I stopped to visit a friend in the neighborhood on my way home from the bakery one day. It had been a while since I checked in with her, and I didn’t realize her husband had come home from his work assignment out of the city. I simultaneously called out her named and popped my head around the sheet she hangs in her door of her one room home during the day time. I was surprised to see her husband and two friends sitting down eating heaping plates of dal bhat.
My friend was on the opposite bed with her sleeping son and invited me to sit down where she had been sitting. As she went to make me a cup of tea, the interrogation began. They grilled me on all the usual topics and then some. It was embarrassing and exhausting. She could not come back into the room fast enough! When she arrived, I quickly sipped my tea and caught up with her as well as I could. I tried my best to avoid any more questions from the three amigos. What I had hoped would be a time of connection with a friend turned into a very frustrating encounter. I didn’t savor the last drop of milk tea. I slurped it down as fast as I could, and said something in my second language like, “Oh, look at the time.”
It’s moments like these that cut right to my heart. I think things like, I don’t belong here. I don’t understand this culture. I’m not a friend — I’m just a novelty. As much as I love living here, there are times when the reality of what it’s like to live in a culture not your own hits home. And it hurts. I feel small and forgotten.
I fall into the trap of thinking that this friend or this house or this level of language ability will finally make me feel like I belong. Maybe if our ministry takes off, and my schedule fills up with opportunities to teach and train, I will feel fulfilled. But in all these cases, my thinking is wrong. The truth is, if I ever make my home in this world, it stands on shaky soil. The US or any other place I reside should not have my heart. My heart should always be in heaven. I find my belonging in Christ alone.
That friend or that house or that coveted lifestyle can make me no promises, but my Lord Jesus has made a few.
For he satisfieth the longing soul, and filleth the hungry soul with goodness (Psalm 107:9).
And Jesus said unto them, I am the bread of life: he that cometh to me shall never hunger; and he that believeth on me shall never thirst (John 6:35).
The meek shall eat and be satisfied: they shall praise the LORD that seek him: your heart shall live for ever (Psalm 22:26).

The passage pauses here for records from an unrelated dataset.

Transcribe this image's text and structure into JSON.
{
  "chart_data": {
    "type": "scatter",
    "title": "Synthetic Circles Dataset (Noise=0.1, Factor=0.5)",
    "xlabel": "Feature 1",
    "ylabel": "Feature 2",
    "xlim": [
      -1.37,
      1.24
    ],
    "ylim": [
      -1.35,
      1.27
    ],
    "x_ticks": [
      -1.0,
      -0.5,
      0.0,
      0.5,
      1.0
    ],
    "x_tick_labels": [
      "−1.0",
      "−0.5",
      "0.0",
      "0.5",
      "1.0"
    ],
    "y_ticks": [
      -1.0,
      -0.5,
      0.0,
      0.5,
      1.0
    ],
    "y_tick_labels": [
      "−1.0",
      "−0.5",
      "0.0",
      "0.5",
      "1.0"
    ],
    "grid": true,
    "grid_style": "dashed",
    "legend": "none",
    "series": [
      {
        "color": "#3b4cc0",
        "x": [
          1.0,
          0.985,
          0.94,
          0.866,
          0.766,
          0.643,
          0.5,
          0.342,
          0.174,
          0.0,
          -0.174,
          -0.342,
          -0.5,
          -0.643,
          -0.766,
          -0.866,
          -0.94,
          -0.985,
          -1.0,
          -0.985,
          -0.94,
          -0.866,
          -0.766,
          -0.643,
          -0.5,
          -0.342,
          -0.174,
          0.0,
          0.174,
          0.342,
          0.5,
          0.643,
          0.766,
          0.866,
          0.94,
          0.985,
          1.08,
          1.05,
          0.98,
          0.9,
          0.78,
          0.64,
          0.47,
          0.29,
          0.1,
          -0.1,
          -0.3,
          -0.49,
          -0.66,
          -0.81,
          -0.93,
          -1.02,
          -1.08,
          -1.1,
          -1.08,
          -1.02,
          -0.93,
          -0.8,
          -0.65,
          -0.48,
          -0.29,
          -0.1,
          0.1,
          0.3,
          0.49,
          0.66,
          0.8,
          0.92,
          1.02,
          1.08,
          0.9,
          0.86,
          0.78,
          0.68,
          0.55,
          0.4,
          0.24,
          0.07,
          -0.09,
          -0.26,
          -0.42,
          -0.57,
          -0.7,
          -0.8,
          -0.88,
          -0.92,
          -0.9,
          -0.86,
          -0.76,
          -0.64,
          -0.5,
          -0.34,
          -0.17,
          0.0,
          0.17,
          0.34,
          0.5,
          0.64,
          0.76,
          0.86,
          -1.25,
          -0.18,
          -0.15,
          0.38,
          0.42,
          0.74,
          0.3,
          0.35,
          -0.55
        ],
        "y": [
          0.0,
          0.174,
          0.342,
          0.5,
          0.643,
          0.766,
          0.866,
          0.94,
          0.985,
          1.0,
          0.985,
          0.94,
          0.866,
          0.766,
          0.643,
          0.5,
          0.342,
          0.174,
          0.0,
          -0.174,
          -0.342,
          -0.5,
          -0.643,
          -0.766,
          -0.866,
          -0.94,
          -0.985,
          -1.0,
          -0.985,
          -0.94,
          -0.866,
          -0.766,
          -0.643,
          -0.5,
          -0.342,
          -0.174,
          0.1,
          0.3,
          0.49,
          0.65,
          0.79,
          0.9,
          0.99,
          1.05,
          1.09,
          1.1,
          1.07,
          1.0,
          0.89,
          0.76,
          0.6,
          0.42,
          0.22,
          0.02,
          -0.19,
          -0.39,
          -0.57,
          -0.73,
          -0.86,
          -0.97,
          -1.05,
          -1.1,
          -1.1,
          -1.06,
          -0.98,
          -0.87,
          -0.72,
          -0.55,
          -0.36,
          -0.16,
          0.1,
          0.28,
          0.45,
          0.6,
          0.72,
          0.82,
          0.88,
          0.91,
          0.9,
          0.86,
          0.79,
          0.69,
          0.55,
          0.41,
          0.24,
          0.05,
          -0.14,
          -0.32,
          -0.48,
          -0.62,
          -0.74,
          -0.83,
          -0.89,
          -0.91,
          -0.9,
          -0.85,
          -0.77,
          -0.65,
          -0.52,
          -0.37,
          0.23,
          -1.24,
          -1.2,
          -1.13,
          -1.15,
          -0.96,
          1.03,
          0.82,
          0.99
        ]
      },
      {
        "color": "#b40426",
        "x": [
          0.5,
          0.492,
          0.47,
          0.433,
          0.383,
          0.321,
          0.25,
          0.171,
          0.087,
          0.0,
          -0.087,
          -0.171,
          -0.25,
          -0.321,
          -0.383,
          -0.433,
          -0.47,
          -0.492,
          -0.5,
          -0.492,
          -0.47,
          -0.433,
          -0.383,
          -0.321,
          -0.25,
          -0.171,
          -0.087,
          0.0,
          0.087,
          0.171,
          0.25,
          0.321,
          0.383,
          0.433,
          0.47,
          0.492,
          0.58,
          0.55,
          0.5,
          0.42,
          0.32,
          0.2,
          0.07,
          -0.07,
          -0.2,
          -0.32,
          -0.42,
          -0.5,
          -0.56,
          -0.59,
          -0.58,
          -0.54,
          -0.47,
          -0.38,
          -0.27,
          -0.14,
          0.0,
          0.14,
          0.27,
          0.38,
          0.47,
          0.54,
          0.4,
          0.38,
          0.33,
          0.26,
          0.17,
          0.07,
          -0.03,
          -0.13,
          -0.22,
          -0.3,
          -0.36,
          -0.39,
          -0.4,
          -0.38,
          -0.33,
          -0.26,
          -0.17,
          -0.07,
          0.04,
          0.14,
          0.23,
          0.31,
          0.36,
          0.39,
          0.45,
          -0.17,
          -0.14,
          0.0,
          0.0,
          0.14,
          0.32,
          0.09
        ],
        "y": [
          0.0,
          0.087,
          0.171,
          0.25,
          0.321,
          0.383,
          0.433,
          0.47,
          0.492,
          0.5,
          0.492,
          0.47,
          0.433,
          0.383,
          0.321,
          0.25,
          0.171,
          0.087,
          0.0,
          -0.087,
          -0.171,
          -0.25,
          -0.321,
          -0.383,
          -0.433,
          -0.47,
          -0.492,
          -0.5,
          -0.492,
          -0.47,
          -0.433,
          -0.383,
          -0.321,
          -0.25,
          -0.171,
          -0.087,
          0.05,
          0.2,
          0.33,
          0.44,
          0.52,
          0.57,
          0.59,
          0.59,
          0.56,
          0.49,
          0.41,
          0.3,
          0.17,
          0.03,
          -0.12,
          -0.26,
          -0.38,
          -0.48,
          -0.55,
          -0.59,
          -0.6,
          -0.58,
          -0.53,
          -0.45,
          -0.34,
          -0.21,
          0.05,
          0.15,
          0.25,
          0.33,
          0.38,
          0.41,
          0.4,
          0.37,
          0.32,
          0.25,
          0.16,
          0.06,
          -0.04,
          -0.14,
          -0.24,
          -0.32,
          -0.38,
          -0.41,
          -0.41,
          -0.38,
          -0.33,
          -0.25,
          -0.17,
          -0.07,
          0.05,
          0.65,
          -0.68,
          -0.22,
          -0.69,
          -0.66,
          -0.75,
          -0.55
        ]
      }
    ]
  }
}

He alone can satisfy the longings of my soul. My home is in heaven with him. My heart will always feel the tension of my desire to serve Him on earth and dwell with Him in my forever home. This is true whether I’m in my home country or on foreign soil. Until He renders my service here complete and takes me to spend eternity with Him, I’ll continue to faithfully stumble my way through this life of ministry and all its awkward encounters. Trusting that His promises are true, I’ll find my belonging and satisfaction in Christ alone.
I “make” God big in my life when I find my belonging in Him alone. When I trust Him to satisfy my soul in the smallness of my life with the vastness of His love, I will find the contentment I am lacking.
In what places have you searched for belonging and come up short?
Talk to me in the comment section below!
Your life isnt small Amber. Seems like God places us in uncomfortable situations to stretch us. Situations we would not normally choose. I like how you find God’s working in your life and those you encounter. I tend to be like you and all my life waiting for certain things to be right for life to be right. I needed your reminder.
Yes, we should see every uncomfortable situation as an opportunity to grow! Thanks for the encouragement, Helen.
It’s hard being a single woman among married friends etc. I’m searching to find my belonging in groups like that.
I imagine that is hard, Tara. Praying for you as you learn to serve within those circles and find your belonging in Christ alone.